Inzwischen habt ihr auch im Libanon getourt: Wie ist eure Musik da angekommen? Wurde sie als „deutsch“ empfunden oder konnten die Leute durch deine Texte einen direkten Bezug aufbauen?

Lahoud: Wir waren im Libanon in den Universitäten mit jungen Menschen in Kontakt und ich hatte das Gefühl, dass unsere Musik eher als europäisch empfunden wird. Ich hatte das auch so erwartet, denn sie ist nicht ein Puzzlestück, das da irgendwo in die Kultur reinpasst.

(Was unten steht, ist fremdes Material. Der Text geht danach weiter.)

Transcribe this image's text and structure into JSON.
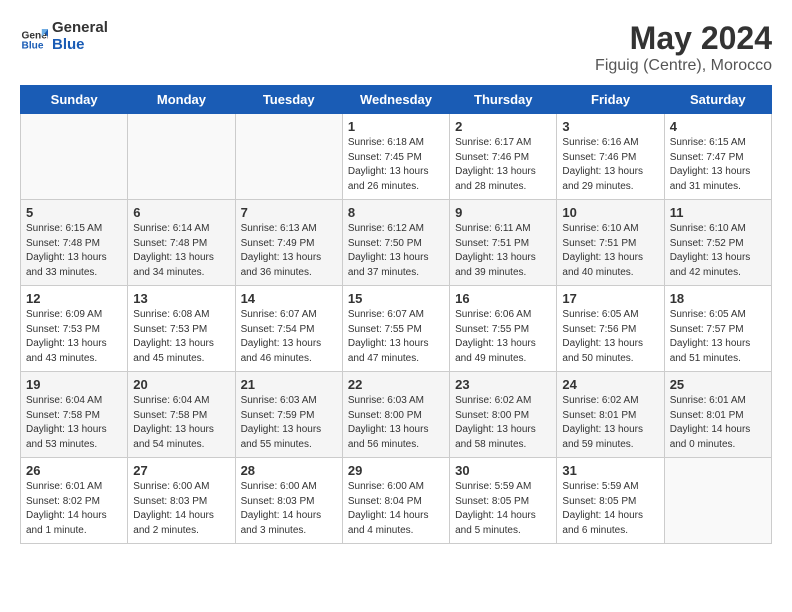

Sie ist kantig, eckig, hat einen eigenen Charakter. Als die Texte dann im Raum gewirkt haben, hat man gemerkt, wie die Leute sehr emotional wurden. Das ist das, was meine erste Heimat braucht: Eine neue Sprache auf neuen musikalischen Wegen zu entwickeln, um sich ausdrücken zu können. Sie leben dort schon so lange in Dingen, die sich kulturell nicht weiterentwickeln. Man merkte diese Sehnsucht nach neuen Straßen für die Sprache und die Musik.